In the chronic stretch model, muscle fiber hyperplasia precedes fiber hypertrophy [Alway et al. Am. J. Physiol. 259 (Cell Physiol. 28): C92-C102, 1990]. This study was undertaken to determine if an intermittent stretch protocol would induce fiber hypertrophy without fiber hyperplasia. A weight equalt to 10% of the bird's mass was attached to the right wing of seven adult quail while the left wing served as the intra-animal control. The weight was attached to the wing for 24-h periods interspersed with a 48- to 72-hr rest interval. The actual stretch time was 5 days while the length of the treatment period was 15 days. Muscle mass and length increased significantly 53.1 +/- 9.0 and 26.1 +/- 7.3% in the stretched anterior latissimus dorsi. Fiber number, which was determined from a histological section in the midregion of the muscle, did not change (control 1,651.6 +/- 94.8; stretch 1,626.0 +/- 70.9). The slow tonic fiber areas increased significantly an average of 28.6 +/- 5.7%, whereas the fast fibers increased 18.5 +/- 8.4% when compared with control values. Mean fiber area (average of slow and fast fibers) increased significantly by 27.8 +/- 6.0% in the stretched anterior latissimus dorsi. There were no differences in the percentage of slow fibers or volume density of noncontractile tissue. These data indicate that muscle adapts differently to intermittent stretch than it does to chronic stretch despite an equivalent load and stretch duration. In contrast to chronic stretch, 5 days of intermittent stretch produces muscle fiber hypertrophy without fiber hyperplasia.

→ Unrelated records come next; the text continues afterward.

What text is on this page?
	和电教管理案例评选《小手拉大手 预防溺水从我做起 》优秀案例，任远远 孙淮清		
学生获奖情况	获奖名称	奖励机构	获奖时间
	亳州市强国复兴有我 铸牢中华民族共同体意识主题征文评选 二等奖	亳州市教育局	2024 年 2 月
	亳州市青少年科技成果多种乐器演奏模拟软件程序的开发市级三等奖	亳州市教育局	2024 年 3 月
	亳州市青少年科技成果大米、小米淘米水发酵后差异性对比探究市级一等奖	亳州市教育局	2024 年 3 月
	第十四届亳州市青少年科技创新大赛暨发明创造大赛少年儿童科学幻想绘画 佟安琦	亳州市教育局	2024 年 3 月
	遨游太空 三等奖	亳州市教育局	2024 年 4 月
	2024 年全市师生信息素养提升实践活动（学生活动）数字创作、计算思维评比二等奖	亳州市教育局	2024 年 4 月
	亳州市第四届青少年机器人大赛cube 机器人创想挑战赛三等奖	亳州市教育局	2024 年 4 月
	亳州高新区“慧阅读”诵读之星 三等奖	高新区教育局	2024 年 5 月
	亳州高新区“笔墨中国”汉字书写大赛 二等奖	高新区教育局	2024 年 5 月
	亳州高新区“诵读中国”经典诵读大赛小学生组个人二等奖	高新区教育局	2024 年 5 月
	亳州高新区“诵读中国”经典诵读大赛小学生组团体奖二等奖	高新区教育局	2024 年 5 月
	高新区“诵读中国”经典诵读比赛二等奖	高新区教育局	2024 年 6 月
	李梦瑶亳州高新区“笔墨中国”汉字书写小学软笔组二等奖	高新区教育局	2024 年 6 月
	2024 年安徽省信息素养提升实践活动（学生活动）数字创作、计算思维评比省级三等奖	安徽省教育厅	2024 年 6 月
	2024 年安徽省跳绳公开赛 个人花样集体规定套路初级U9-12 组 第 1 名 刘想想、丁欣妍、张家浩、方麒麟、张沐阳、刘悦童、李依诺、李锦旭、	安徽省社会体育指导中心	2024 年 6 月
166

Patterns of avian muscle fiber type regeneration: Evidence for a myotrophic influence

Serratus superficialis metapatagialis (SSM) and posterior biventer cervicis (BVC) muscles were free-grafted into the site of the slow tonic anterior latissimus dorsi (ALD) of adult pigeons. Grafts were prepared for histochemical examination at 1, 3, 7, 12 and 15 days; at monthly intervals from 1 to 4 months; and at various intervals up until 23 months after surgery. Few original muscle fibers survived the trauma of grafting and contributed to the regenerated muscle. The arrangement of fast and slow fibers and the percentage of slow fibers were recorded for each graft at least one month of age. Young grafts of the SSM (one to four months of age) regenerated a segregated pattern of fast and slow fibers that resembled control SSM muscles, whereas early grafts of the BVC regenerated a mosaic arrangement characteristic of normal BVC muscles. The percentages of slow fibers in both SSM and BVC grafts up to 4 months after surgery did not significantly differ from control muscles. Both SSM and BVC grafts older than 4 months of age had a significantly higher percentage of slow fibers than control muscles. These data indicate that the donor muscle influences the pattern of fiber types that is originally manifested and this pattern is maintained relatively intact for 4 months. Eventually the nerve at the host site modifies this pattern, and the fibers of the graft assume the histochemical characteristics of the muscle removed from the host site. In addition, the time required for histochemical stabilization of muscle fibers of avian heterotopic autografts is longer than that for whole muscle grafts in rats or avian minced muscle preparations, and is comparable to tenotomized avian muscle.